This Christmas I was given Brian Greene's book on string theory, The Elegant Universe (2000).
I should begin by saying that it has all of the usual problems that popular science books have for me - or at least those about physics - it waves too many hands in the air and offers too little detail. So I found it a pretty tough read. Actually, to be fair, the endnotes do offer far more of the maths - at least in summary. But then the other problem arises: I'm way behind the current maths and theoretical physics theories in that degree of detail (I was only even slightly close very briefly in the late seventies...).
Given these reservations Greene's book isn't that bad. The book begins with the well rehearsed stories of (i) special and general relativity (ii) quantum mechanics and the development of the standards model and (iii) the challenge of uniting general relativity and quantum mechanics. The big claim is that string theory looks like its meeting that challenge. The tone of voice is enthusiastic, polemic, almost millenarian. Greene pays some lip service to the possibility that string theory (really M-brane theory) won't work but clearly believes that the solution is nearly there. He's terribly excited about it all.
The real problem for me is that last year I read Lee Smolin's The Trouble With Physics (2006). Note the dates of the two books. Smolin's book is a reaction, at least in part, to the enormous sway that string theory has amongst the theoretical physics community at the moment. And it appears to have some fairly trenchant arguments against the viability of the theory itself. He is the better writer (although to be fair Greene isn't bad) and he writes as an insider about the institution and establishment as well as the science.
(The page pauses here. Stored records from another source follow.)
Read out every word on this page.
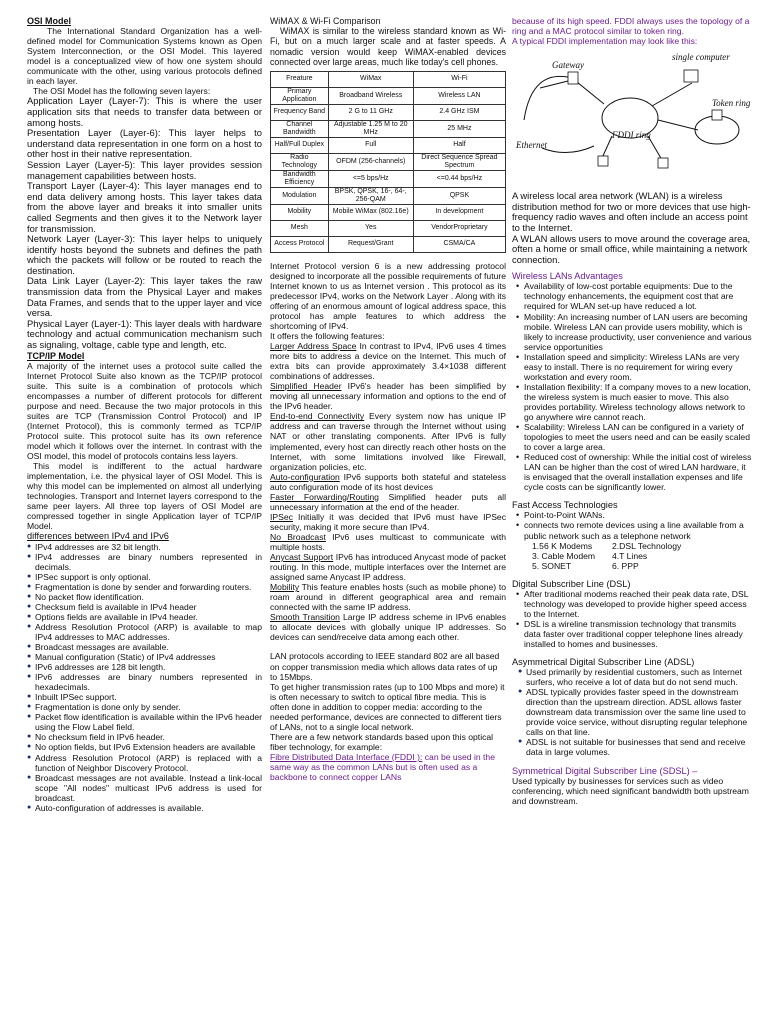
OSI Model

The International Standard Organization has a well-defined model for Communication Systems known as Open System Interconnection, or the OSI Model. This layered model is a conceptualized view of how one system should communicate with the other, using various protocols defined in each layer.

The OSI Model has the following seven layers:

Application Layer (Layer-7): This is where the user application sits that needs to transfer data between or among hosts.

Presentation Layer (Layer-6): This layer helps to understand data representation in one form on a host to other host in their native representation.

Session Layer (Layer-5): This layer provides session management capabilities between hosts.

Transport Layer (Layer-4): This layer manages end to end data delivery among hosts. This layer takes data from the above layer and breaks it into smaller units called Segments and then gives it to the Network layer for transmission.

Network Layer (Layer-3): This layer helps to uniquely identify hosts beyond the subnets and defines the path which the packets will follow or be routed to reach the destination.

Data Link Layer (Layer-2): This layer takes the raw transmission data from the Physical Layer and makes Data Frames, and sends that to the upper layer and vice versa.

Physical Layer (Layer-1): This layer deals with hardware technology and actual communication mechanism such as signaling, voltage, cable type and length, etc.

TCP/IP Model

A majority of the internet uses a protocol suite called the Internet Protocol Suite also known as the TCP/IP protocol suite. This suite is a combination of protocols which encompasses a number of different protocols for different purpose and need. Because the two major protocols in this suites are TCP (Transmission Control Protocol) and IP (Internet Protocol), this is commonly termed as TCP/IP Protocol suite. This protocol suite has its own reference model which it follows over the internet. In contrast with the OSI model, this model of protocols contains less layers.

This model is indifferent to the actual hardware implementation, i.e. the physical layer of OSI Model. This is why this model can be implemented on almost all underlying technologies. Transport and Internet layers correspond to the same peer layers. All three top layers of OSI Model are compressed together in single Application layer of TCP/IP Model.

differences between IPv4 and IPv6

● IPv4 addresses are 32 bit length.
● IPv4 addresses are binary numbers represented in decimals.
● IPSec support is only optional.
● Fragmentation is done by sender and forwarding routers.
● No packet flow identification.
● Checksum field is available in IPv4 header
● Options fields are available in IPv4 header.
● Address Resolution Protocol (ARP) is available to map IPv4 addresses to MAC addresses.
● Broadcast messages are available.
● Manual configuration (Static) of IPv4 addresses
● IPv6 addresses are 128 bit length.
● IPv6 addresses are binary numbers represented in hexadecimals.
● Inbuilt IPSec support.
● Fragmentation is done only by sender.
● Packet flow identification is available within the IPv6 header using the Flow Label field.
● No checksum field in IPv6 header.
● No option fields, but IPv6 Extension headers are available
● Address Resolution Protocol (ARP) is replaced with a function of Neighbor Discovery Protocol.
● Broadcast messages are not available. Instead a link-local scope "All nodes" multicast IPv6 address is used for broadcast.
● Auto-configuration of addresses is available.

WiMAX & Wi-Fi Comparison

WiMAX is similar to the wireless standard known as Wi-Fi, but on a much larger scale and at faster speeds. A nomadic version would keep WiMAX-enabled devices connected over large areas, much like today's cell phones.

Freature	WiMax	Wi-Fi
Primary Application	Broadband Wireless	Wireless LAN
Frequency Band	2 G to 11 GHz	2.4 GHz ISM
Channel Bandwidth	Adjustable 1.25 M to 20 MHz	25 MHz
Half/Full Duplex	Full	Half
Radio Technology	OFDM (256-channels)	Direct Sequence Spread Spectrum
Bandwidth Efficiency	<=5 bps/Hz	<=0.44 bps/Hz
Modulation	BPSK, QPSK, 16-, 64-, 256-QAM	QPSK
Mobility	Mobile WiMax (802.16e)	In development
Mesh	Yes	VendorProprietary
Access Protocol	Request/Grant	CSMA/CA

Internet Protocol version 6 is a new addressing protocol designed to incorporate all the possible requirements of future Internet known to us as Internet version . This protocol as its predecessor IPv4, works on the Network Layer . Along with its offering of an enormous amount of logical address space, this protocol has ample features to which address the shortcoming of IPv4.

It offers the following features:

Larger Address Space In contrast to IPv4, IPv6 uses 4 times more bits to address a device on the Internet. This much of extra bits can provide approximately 3.4×1038 different combinations of addresses.

Simplified Header IPv6's header has been simplified by moving all unnecessary information and options to the end of the IPv6 header.

End-to-end Connectivity Every system now has unique IP address and can traverse through the Internet without using NAT or other translating components. After IPv6 is fully implemented, every host can directly reach other hosts on the Internet, with some limitations involved like Firewall, organization policies, etc.

Auto-configuration IPv6 supports both stateful and stateless auto configuration mode of its host devices

Faster Forwarding/Routing Simplified header puts all unnecessary information at the end of the header.

IPSec Initially it was decided that IPv6 must have IPSec security, making it more secure than IPv4.

No Broadcast IPv6 uses multicast to communicate with multiple hosts.

Anycast Support IPv6 has introduced Anycast mode of packet routing. In this mode, multiple interfaces over the Internet are assigned same Anycast IP address.

Mobility This feature enables hosts (such as mobile phone) to roam around in different geographical area and remain connected with the same IP address.

Smooth Transition Large IP address scheme in IPv6 enables to allocate devices with globally unique IP addresses. So devices can send/receive data among each other.

LAN protocols according to IEEE standard 802 are all based on copper transmission media which allows data rates of up to 15Mbps.

To get higher transmission rates (up to 100 Mbps and more) it is often necessary to switch to optical fibre media. This is often done in addition to copper media: according to the needed performance, devices are connected to different tiers of LANs, not to a single local network.

There are a few network standards based upon this optical fiber technology, for example:

Fibre Distributed Data Interface (FDDI ): can be used in the same way as the common LANs but is often used as a backbone to connect copper LANs

because of its high speed. FDDI always uses the topology of a ring and a MAC protocol similar to token ring.

A typical FDDI implementation may look like this:

Gateway
single computer
FDDI ring
Token ring
Ethernet

A wireless local area network (WLAN) is a wireless distribution method for two or more devices that use high-frequency radio waves and often include an access point to the Internet.

A WLAN allows users to move around the coverage area, often a home or small office, while maintaining a network connection.

Wireless LANs Advantages

• Availability of low-cost portable equipments: Due to the technology enhancements, the equipment cost that are required for WLAN set-up have reduced a lot.
• Mobility: An increasing number of LAN users are becoming mobile. Wireless LAN can provide users mobility, which is likely to increase productivity, user convenience and various service opportunities
• Installation speed and simplicity: Wireless LANs are very easy to install. There is no requirement for wiring every workstation and every room.
• Installation flexibility: If a company moves to a new location, the wireless system is much easier to move. This also provides portability. Wireless technology allows network to go anywhere wire cannot reach.
• Scalability: Wireless LAN can be configured in a variety of topologies to meet the users need and can be easily scaled to cover a large area.
• Reduced cost of ownership: While the initial cost of wireless LAN can be higher than the cost of wired LAN hardware, it is envisaged that the overall installation expenses and life cycle costs can be significantly lower.

Fast Access Technologies

• Point-to-Point WANs.
• connects two remote devices using a line available from a public network such as a telephone network
1.56 K Modems	2.DSL Technology
3. Cable Modem	4.T Lines
5. SONET	6. PPP

Digital Subscriber Line (DSL)

• After traditional modems reached their peak data rate, DSL technology was developed to provide higher speed access to the Internet.
• DSL is a wireline transmission technology that transmits data faster over traditional copper telephone lines already installed to homes and businesses.

Asymmetrical Digital Subscriber Line (ADSL)

● Used primarily by residential customers, such as Internet surfers, who receive a lot of data but do not send much.
● ADSL typically provides faster speed in the downstream direction than the upstream direction. ADSL allows faster downstream data transmission over the same line used to provide voice service, without disrupting regular telephone calls on that line.
● ADSL is not suitable for businesses that send and receive data in large volumes.

Symmetrical Digital Subscriber Line (SDSL) –

Used typically by businesses for services such as video conferencing, which need significant bandwidth both upstream and downstream.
All of which makes Greene's book seem terribly old fashioned. He can see the complexity of the theory, it appears, but he doesn't seem to give full weight to the arguments against (at least, to someone who has read the Smolin book). Smolin writes about the excessive influence - in his view - of a very few physicists such as Edward Witten; Greene eulogises Witten uncritically and loves to cite papers he has been involved in writing. For Smolin the sociology of the institution is affecting how the physics is being done to far too great a degree; Greene seems blind in comparison.
The challenge is that because Smolin's book seems so much more subtle and sophisticated, and covers a far wider range, (and comes later), it is hard to understand and judge between the scientific arguments clearly. Of course, with the requisite maths this would be easier, I grant. However, it seemes more complex than that; Smolin's challenges are as much concerned with the interpretation of the equations (and their relative lack of experimental confirmation) as with the maths itself.
These two books were written only six years apart. What perhaps they ought to show is the speed of development and excitement of the science - but in some strange way they don't, quite. Greene's is certainly Tigger-keen on his subject, but because of that Smolin's more dour take seems to carry more weight.
What I wonder is, if I'd read Greene first, would he have been more convincing? And if I'd then read Smolin, would he have seemed more bitter and less profound?